Hog Calls

Robken, former director, laments changes since Hogwild Band heyday

DJ Derrick performs prior to a basketball game between Arkansas and Georgia on Tuesday, Jan. 29, 2019, in Fayetteville.

FAYETTEVILLE — Prior commitments prevented Jim Robken from accepting the University of Arkansas’ invitation to return to Barnhill Arena for Saturday's Razorbacks Red-White basketball game.

Probably just as well. The Arkansas legend, as the former leader of the Hogwild Band, knew coming home wouldn’t be the same. Since 1991 an assistant professor and bands director at Louisiana Tech, his alma mater, Robken knew it wouldn’t be the same whether the Razorbacks played at Barnhill, where Robken reigned nationally renowned, or at Walton Arena, the Hogs’ hoops home since 1993-94 and resuming Oct. 20 with its floor scheduled to be finished for the Nolan Richardson Court unveiling.

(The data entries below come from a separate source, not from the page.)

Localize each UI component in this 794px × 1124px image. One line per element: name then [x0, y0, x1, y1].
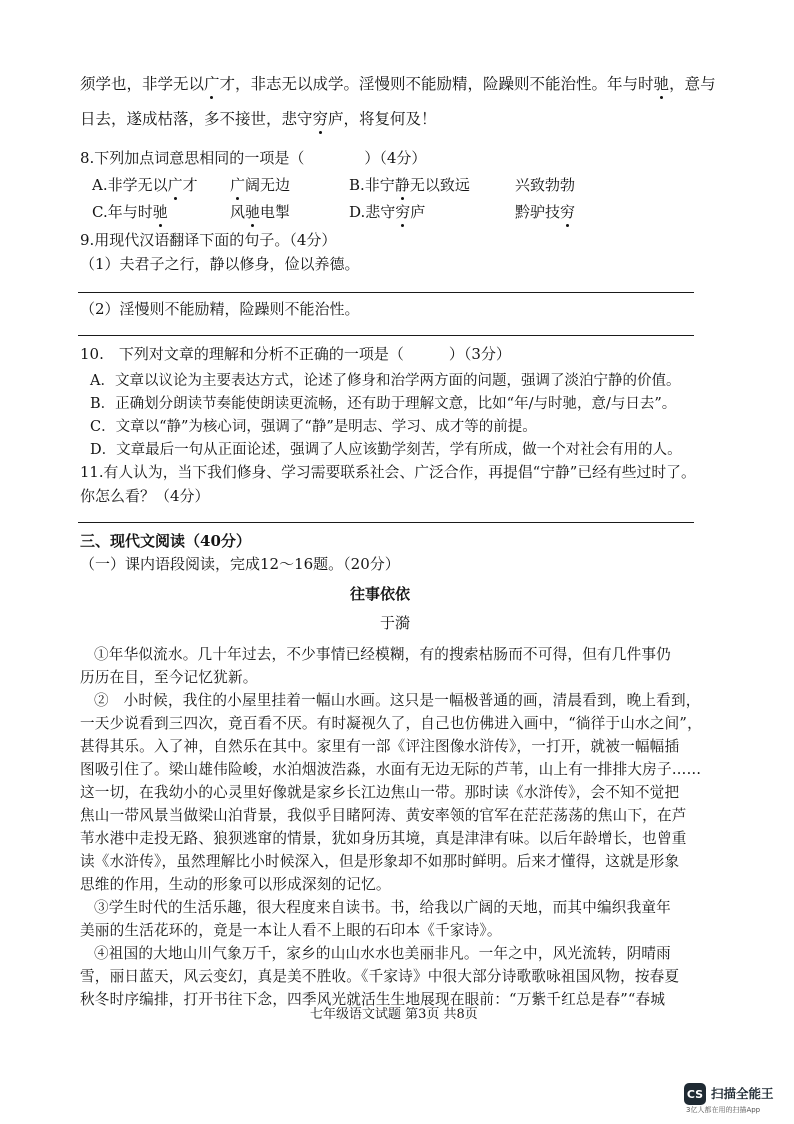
article-line: 一天少说看到三四次，竟百看不厌。有时凝视久了，自己也仿佛进入画中，“徜徉于山水之间”，: [80, 715, 702, 732]
page-footer: 七年级语文试题 第3页 共8页: [310, 1007, 478, 1022]
q9-sentence-2: （2）淫慢则不能励精，险躁则不能治性。: [80, 300, 360, 318]
article-line: ② 小时候，我住的小屋里挂着一幅山水画。这只是一幅极普通的画，清晨看到，晚上看到，: [94, 692, 701, 709]
article-title: 往事依依: [350, 585, 411, 603]
q8-stem: 8.下列加点词意思相同的一项是（ ）（4分）: [80, 149, 427, 167]
scanner-tagline: 3亿人都在用的扫描App: [686, 1106, 761, 1114]
passage-line-1: [80, 74, 716, 94]
article-line: 焦山一带风景当做梁山泊背景，我似乎目睹阿涛、黄安率领的官军在茫茫荡荡的焦山下，在芦: [80, 807, 687, 824]
article-line: ①年华似流水。几十年过去，不少事情已经模糊，有的搜索枯肠而不可得，但有几件事仍: [94, 646, 671, 663]
dotted-char: 穷: [312, 110, 329, 128]
article-line: 甚得其乐。入了神，自然乐在其中。家里有一部《评注图像水浒传》，一打开，就被一幅幅插: [80, 738, 680, 755]
text: 才，非志无以成学。淫慢则不能励精，险躁则不能治性。年与时: [219, 75, 654, 93]
article-line: 苇水港中走投无路、狼狈逃窜的情景，犹如身历其境，真是津津有味。以后年龄增长，也曾重: [80, 830, 687, 847]
dotted-char: 驰: [653, 75, 670, 93]
article-line: ④祖国的大地山川气象万千，家乡的山山水水也美丽非凡。一年之中，风光流转，阴晴雨: [94, 945, 671, 962]
q8-option-b1: B.非宁静无以致远: [349, 176, 470, 194]
dotted-char: 广: [204, 75, 220, 93]
scanner-app-name: 扫描全能王: [711, 1086, 774, 1101]
article-line: 这一切，在我幼小的心灵里好像就是家乡长江边焦山一带。那时读《水浒传》，会不知不觉把: [80, 784, 680, 801]
q9-stem: 9.用现代汉语翻译下面的句子。（4分）: [80, 231, 337, 249]
scanner-logo-icon: CS: [684, 1083, 706, 1105]
answer-line[interactable]: [78, 292, 694, 293]
q10-option-d: D．文章最后一句从正面论述，强调了人应该勤学刻苦，学有所成，做一个对社会有用的人。: [90, 442, 682, 458]
q10-option-a: A．文章以议论为主要表达方式，论述了修身和治学两方面的问题，强调了淡泊宁静的价值。: [90, 373, 681, 389]
q10-option-c: C．文章以“静”为核心词，强调了“静”是明志、学习、成才等的前提。: [90, 419, 537, 435]
article-author: 于漪: [380, 614, 411, 632]
q8-option-d1: D.悲守穷庐: [349, 203, 426, 221]
text: 须学也，非学无以: [80, 75, 205, 93]
q9-sentence-1: （1）夫君子之行，静以修身，俭以养德。: [80, 255, 360, 273]
q8-option-b2: 兴致勃勃: [515, 176, 576, 194]
article-line: 秋冬时序编排，打开书往下念，四季风光就活生生地展现在眼前：“万紫千红总是春”“春城: [80, 991, 666, 1008]
q8-option-d2: 黔驴技穷: [515, 203, 576, 221]
q8-option-a2: 广阔无边: [230, 176, 291, 194]
article-line: 图吸引住了。梁山雄伟险峻，水泊烟波浩淼，水面有无边无际的芦苇，山上有一排排大房子……: [80, 761, 702, 778]
article-line: 美丽的生活花环的，竟是一本让人看不上眼的石印本《千家诗》。: [80, 922, 502, 939]
answer-line[interactable]: [78, 522, 694, 523]
text: 日去，遂成枯落，多不接世，悲守: [80, 110, 313, 128]
text: ，意与: [669, 75, 716, 93]
article-line: 读《水浒传》，虽然理解比小时候深入，但是形象却不如那时鲜明。后来才懂得，这就是形象: [80, 853, 680, 870]
q10-stem: 10. 下列对文章的理解和分析不正确的一项是（ ）（3分）: [80, 345, 511, 363]
passage-line-2: [80, 109, 437, 129]
article-line: ③学生时代的生活乐趣，很大程度来自读书。书，给我以广阔的天地，而其中编织我童年: [94, 899, 671, 916]
q10-option-b: B．正确划分朗读节奏能使朗读更流畅，还有助于理解文意，比如“年/与时驰，意/与日去”。: [90, 396, 677, 412]
article-line: 历历在目，至今记忆犹新。: [80, 669, 258, 686]
text: 庐，将复何及！: [328, 110, 437, 128]
article-line: 雪，丽日蓝天，风云变幻，真是美不胜收。《千家诗》中很大部分诗歌歌咏祖国风物，按春夏: [80, 968, 680, 985]
article-line: 思维的作用，生动的形象可以形成深刻的记忆。: [80, 876, 391, 893]
q11-line-1: 11.有人认为，当下我们修身、学习需要联系社会、广泛合作，再提倡“宁静”已经有些过时了。: [80, 464, 696, 481]
q8-option-c2: 风驰电掣: [230, 203, 291, 221]
section-heading: 三、现代文阅读（40分）: [80, 532, 251, 550]
q8-option-a1: A.非学无以广才: [92, 176, 198, 194]
section-subheading: （一）课内语段阅读，完成12～16题。（20分）: [80, 555, 400, 573]
answer-line[interactable]: [78, 335, 694, 336]
q8-option-c1: C.年与时驰: [92, 203, 168, 221]
q11-line-2: 你怎么看？（4分）: [80, 487, 210, 505]
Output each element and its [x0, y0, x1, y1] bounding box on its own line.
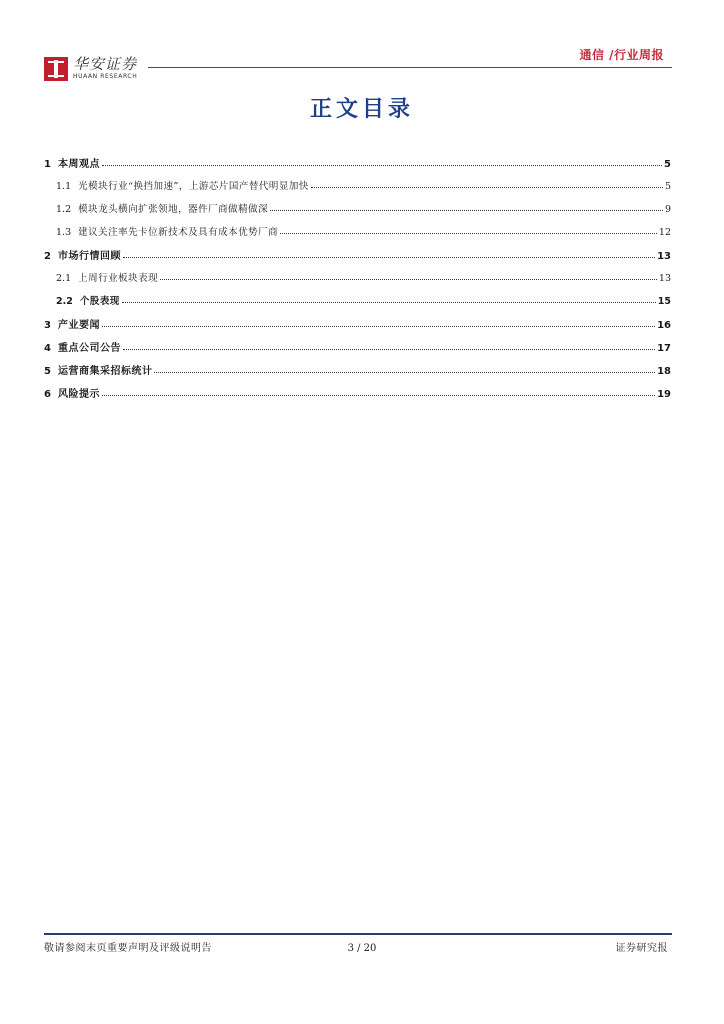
toc-entry[interactable] [44, 178, 671, 201]
footer-disclaimer: 敬请参阅末页重要声明及评级说明告 [44, 943, 212, 954]
toc-entry-number: 5 [44, 366, 51, 377]
footer-divider [44, 933, 672, 935]
toc-entry-number: 1.3 [56, 227, 72, 238]
report-category: 通信 /行业周报 [579, 48, 664, 62]
toc-entry[interactable] [44, 385, 671, 408]
toc-entry-label: 本周观点 [57, 159, 100, 170]
toc-dot-leader [280, 225, 657, 234]
footer-doc-type: 证券研究报 [615, 943, 668, 954]
toc-entry-label: 模块龙头横向扩张领地，器件厂商做精做深 [78, 204, 269, 215]
toc-entry-number: 1 [44, 159, 51, 170]
toc-entry-label: 市场行情回顾 [57, 251, 121, 262]
toc-entry-page: 19 [657, 389, 671, 400]
logo-seal-icon [44, 57, 68, 81]
page-number: 3 / 20 [347, 943, 377, 954]
toc-entry[interactable] [44, 339, 671, 362]
toc-entry[interactable] [44, 316, 671, 339]
toc-entry-label: 个股表现 [79, 296, 120, 307]
toc-entry-page: 15 [657, 296, 671, 307]
logo-text [73, 56, 137, 81]
toc-entry-page: 5 [664, 159, 671, 170]
toc-dot-leader [270, 202, 663, 211]
toc-entry-label: 重点公司公告 [57, 343, 121, 354]
toc-dot-leader [102, 157, 662, 166]
toc-entry-label: 光模块行业“换挡加速”，上游芯片国产替代明显加快 [78, 181, 309, 192]
toc-entry-page: 13 [657, 251, 671, 262]
toc-entry[interactable] [44, 293, 671, 316]
toc-entry-label: 产业要闻 [57, 320, 100, 331]
toc-dot-leader [154, 364, 655, 373]
toc-entry-page: 16 [657, 320, 671, 331]
toc-dot-leader [123, 341, 655, 350]
toc-entry-number: 2.1 [56, 273, 72, 284]
toc-entry[interactable] [44, 224, 671, 247]
toc-entry[interactable] [44, 362, 671, 385]
toc-entry-number: 1.2 [56, 204, 72, 215]
toc-entry-number: 2 [44, 251, 51, 262]
toc-entry-number: 1.1 [56, 181, 72, 192]
toc-entry-page: 18 [657, 366, 671, 377]
page-title: 正文目录 [309, 97, 414, 122]
logo [44, 56, 137, 81]
toc-entry-page: 13 [658, 273, 671, 284]
toc-entry-number: 4 [44, 343, 51, 354]
toc-dot-leader [102, 387, 655, 396]
toc-entry-page: 17 [657, 343, 671, 354]
toc-dot-leader [102, 318, 655, 327]
toc-entry-label: 建议关注率先卡位新技术及具有成本优势厂商 [78, 227, 279, 238]
toc-entry[interactable] [44, 247, 671, 270]
table-of-contents [44, 155, 671, 408]
toc-dot-leader [123, 249, 655, 258]
toc-entry-label: 风险提示 [57, 389, 100, 400]
toc-entry-number: 2.2 [56, 296, 73, 307]
toc-entry-number: 6 [44, 389, 51, 400]
toc-entry-label: 上周行业板块表现 [78, 273, 159, 284]
toc-entry-label: 运营商集采招标统计 [57, 366, 153, 377]
toc-entry[interactable] [44, 270, 671, 293]
toc-dot-leader [311, 179, 663, 188]
toc-dot-leader [122, 294, 656, 303]
logo-subtitle: HUAAN RESEARCH [73, 73, 138, 80]
toc-entry-page: 12 [658, 227, 671, 238]
toc-dot-leader [160, 271, 657, 280]
toc-entry[interactable] [44, 201, 671, 224]
header-divider [148, 67, 672, 68]
toc-entry-number: 3 [44, 320, 51, 331]
toc-entry-page: 9 [664, 204, 671, 215]
logo-name: 华安证券 [73, 55, 138, 73]
toc-entry-page: 5 [664, 181, 671, 192]
toc-entry[interactable] [44, 155, 671, 178]
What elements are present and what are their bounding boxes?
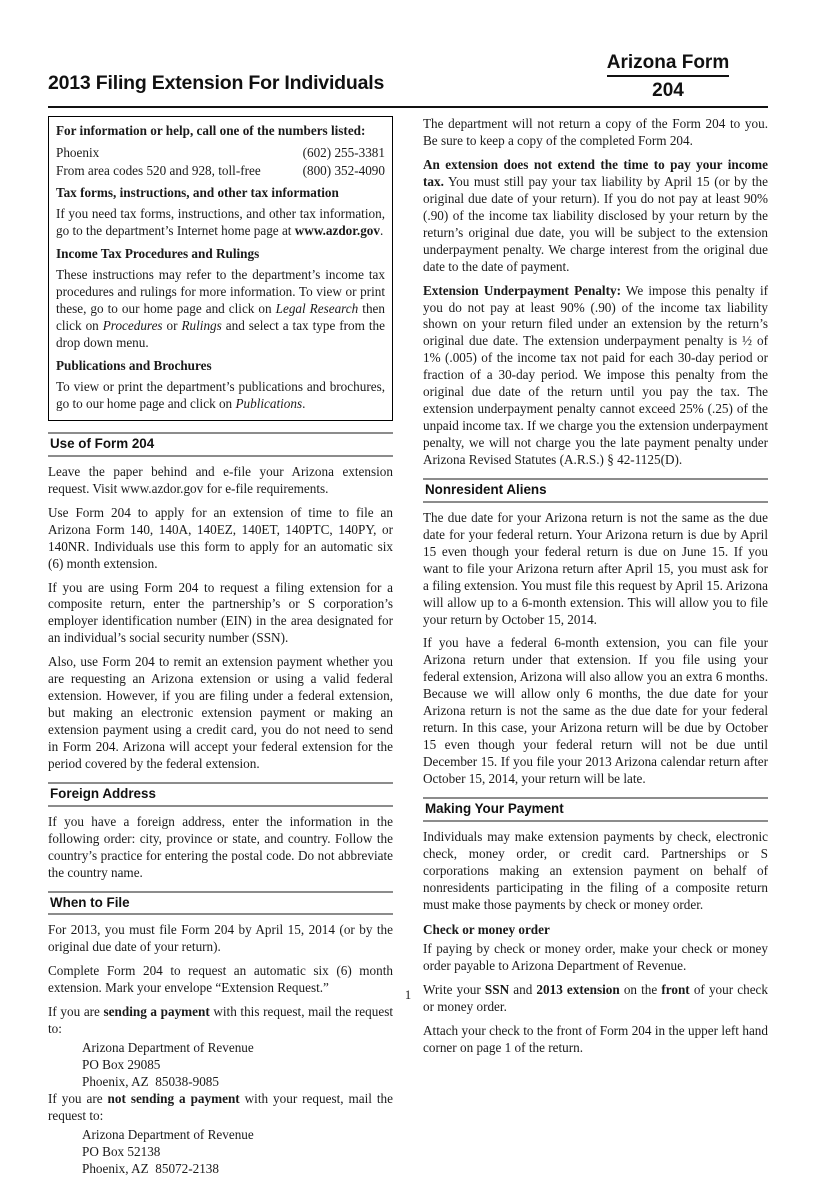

What Robken did — at former Arkansas Coach Eddie Sutton’s behest — helping Barnhill Arena become the court that visitors feared to tread isn’t done at Walton, or most anywhere else. Money-hungry athletic directors in suits and their marketing directors took dictatorial charge of what they call “game management.”

Robken lamented that to sportswriter Andrew Hutchinson in Hutchinson’s article for Rivals.com leading into Saturday's game about the former Hogwild and UA Marching Band director.

Disc jockeys constantly blaring insufferably loud, mindless music before and during the games, drowning out authentic crowd noise, and at Arkansas killing spontaneous Hog calls before they start, constant commercials and presentations and marketing director orchestrated sideshows and Jumbotron “cams” dreadfully diminish the bands’ impact that Robken and others used to orchestrate so uniquely.

Through no fault of its own, Hogmild rather than Hogwild more befits the band at Walton now playing a distant second fiddle to the disc jockey and the commercials and constant promotional distractions permeating nearly all timeouts it seems.

Game management types orchestrate everything programmed on headsets now, smothering the spontaneity of a Robken playing and dashing to the band’s rally-inspiring William Tell Overture when he and Sutton saw strategically fit.

“The change has been difficult for all of us, all over the nation,” Robken told Hutchinson. “The commercials, they’ve really taken bands out of it and that’s sad. … We really did have an impact on the games. I know we did.”

Yes, they did. Opposing coaches seethed while fans roared as Robken augmented Sutton’s Razorbacks, and eventually Nolan Richardson’s Razorbacks whipping Barnhill into a frenzy.

Fans laughed and even referees seemed amused at the band’s antics and clever musical alterations. The Hogwild version of “All My Exes Live in Texas” as the Razorbacks were departing the otherwise all Texas-based Southwest Conference for the SEC certainly comes to mind.

Now, unless it’s something so obviously bad taste outlandish as say Snoop Dogg and stripper poles finishing the Kansas Jayhawks’ basketball “Late Night” last Friday in Lawrence, Kan., you couldn’t sense any taste — good, bad, or otherwise — for the constant cacophony.

Scanning pregame crowds, it seems many delay taking their seats until kickoff or tipoff just to postpone the assault on their ears.

It’s indeed “sad,” as Robken put it. Especially as from here it seems universities apparently value disc jockeys more than their own spirit groups and schools of music.